El gobierno de Javier Milei apura las negociaciones políticas para lograr la aprobación de la Reforma Laboral en el Senado, en medio de un escenario marcado por tensiones con los gobernadores y fuertes cuestionamientos al impacto fiscal del proyecto. Desde La Libertad Avanza aseguran que los votos están, pero reconocen que el texto original sufrirá modificaciones de último momento para destrabar resistencias clave.
La encargada de ordenar la estrategia en la Cámara Alta es Patricia Bullrich, jefa del bloque oficialista, quien se mostró confiada en que la iniciativa será sancionada el próximo miércoles 11 de febrero. Sin embargo, admitió que el proyecto no llegará intacto al recinto y que se están negociando cambios sensibles para garantizar el acompañamiento de sectores aliados.
El oficialismo depende del respaldo de bloques dialoguistas y, sobre todo, del aval político de varios gobernadores, que miran con preocupación uno de los puntos centrales del proyecto: la reforma del impuesto a las Ganancias. La iniciativa impulsada por el Ejecutivo reduce la carga tributaria sobre grandes empresas, lo que implica una caída directa en los fondos coparticipables que reciben las provincias.

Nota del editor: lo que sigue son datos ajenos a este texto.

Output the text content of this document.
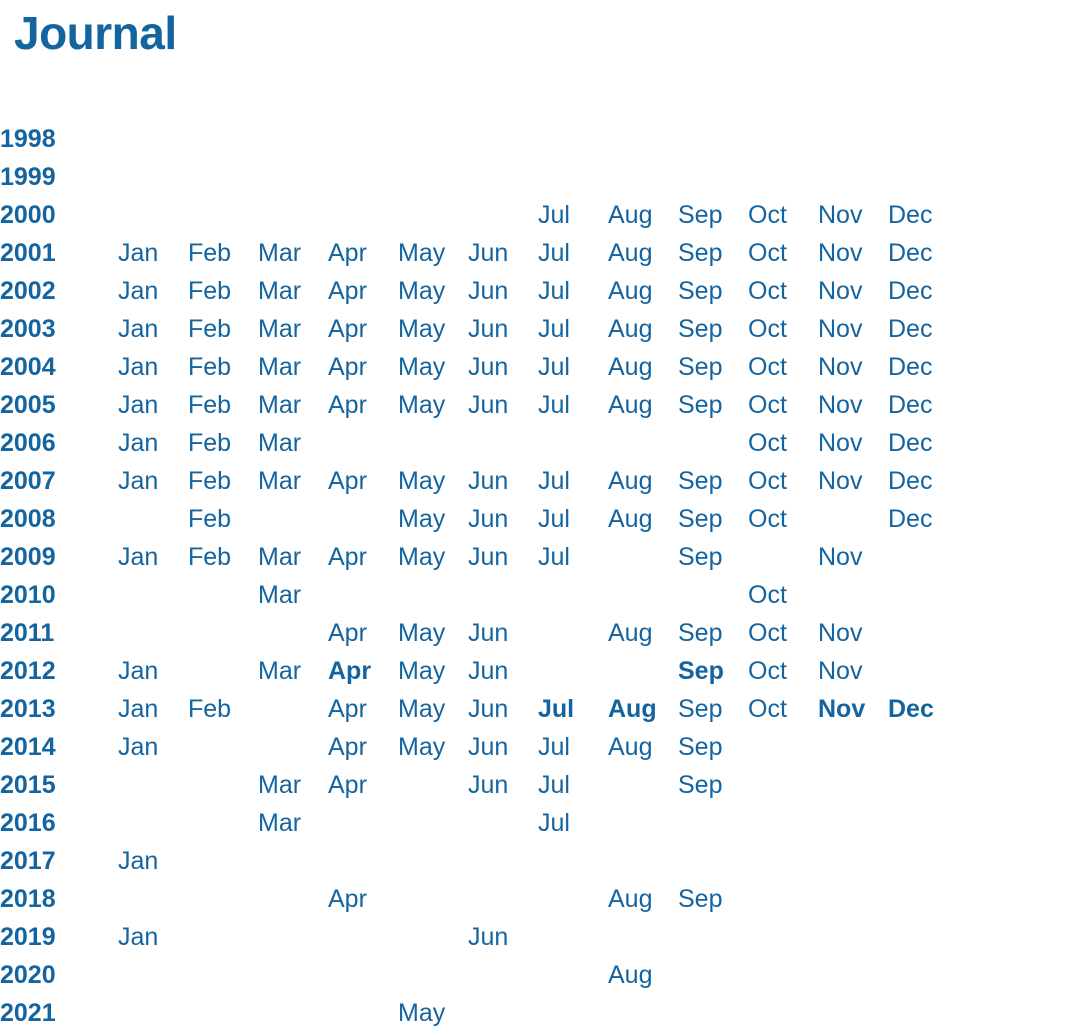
Journal
1998												
1999												
2000							Jul	Aug	Sep	Oct	Nov	Dec
2001	Jan	Feb	Mar	Apr	May	Jun	Jul	Aug	Sep	Oct	Nov	Dec
2002	Jan	Feb	Mar	Apr	May	Jun	Jul	Aug	Sep	Oct	Nov	Dec
2003	Jan	Feb	Mar	Apr	May	Jun	Jul	Aug	Sep	Oct	Nov	Dec
2004	Jan	Feb	Mar	Apr	May	Jun	Jul	Aug	Sep	Oct	Nov	Dec
2005	Jan	Feb	Mar	Apr	May	Jun	Jul	Aug	Sep	Oct	Nov	Dec
2006	Jan	Feb	Mar							Oct	Nov	Dec
2007	Jan	Feb	Mar	Apr	May	Jun	Jul	Aug	Sep	Oct	Nov	Dec
2008		Feb			May	Jun	Jul	Aug	Sep	Oct		Dec
2009	Jan	Feb	Mar	Apr	May	Jun	Jul		Sep		Nov	
2010			Mar							Oct		
2011				Apr	May	Jun		Aug	Sep	Oct	Nov	
2012	Jan		Mar	Apr	May	Jun			Sep	Oct	Nov	
2013	Jan	Feb		Apr	May	Jun	Jul	Aug	Sep	Oct	Nov	Dec
2014	Jan			Apr	May	Jun	Jul	Aug	Sep			
2015			Mar	Apr		Jun	Jul		Sep			
2016			Mar				Jul					
2017	Jan											
2018				Apr				Aug	Sep			
2019	Jan					Jun						
2020								Aug				
2021					May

Según estimaciones que circulan en el Congreso, de aprobarse la reforma sin modificaciones, la recaudación por Ganancias podría reducirse en alrededor de tres billones de pesos durante 2026, lo que se traduciría en una pérdida cercana a 1,7 billones para los distritos provinciales. Este escenario encendió alarmas entre los mandatarios, que reclaman compensaciones o cambios concretos antes de dar su apoyo.
Mientras tanto, Bullrich mantiene reuniones reservadas con jefes de bloques aliados en el Senado, en encuentros extensos donde se discuten alternativas para cerrar los votos. Desde el radicalismo reconocen que aún persisten dudas, especialmente por el impacto que la reforma tendría sobre las finanzas provinciales y la previsibilidad presupuestaria.
En paralelo, el ministro de Economía, Luis Caputo, y el titular del Interior, Diego Santilli, encabezan negociaciones contrarreloj con gobernadores cercanos al oficialismo. El objetivo es introducir ajustes que permitan avanzar con la ley sin provocar un quiebre político con las provincias, que ya vienen golpeadas por el ajuste, la caída de transferencias y el recorte de la obra pública.
El hermetismo es total. Desde el Gobierno evitan detallar cuáles serán los cambios y apuestan a revelarlos recién durante el debate en el recinto. Una estrategia que genera incertidumbre y expone, una vez más, las dificultades del Ejecutivo para sostener su agenda legislativa sin retroceder frente a la presión política y territorial.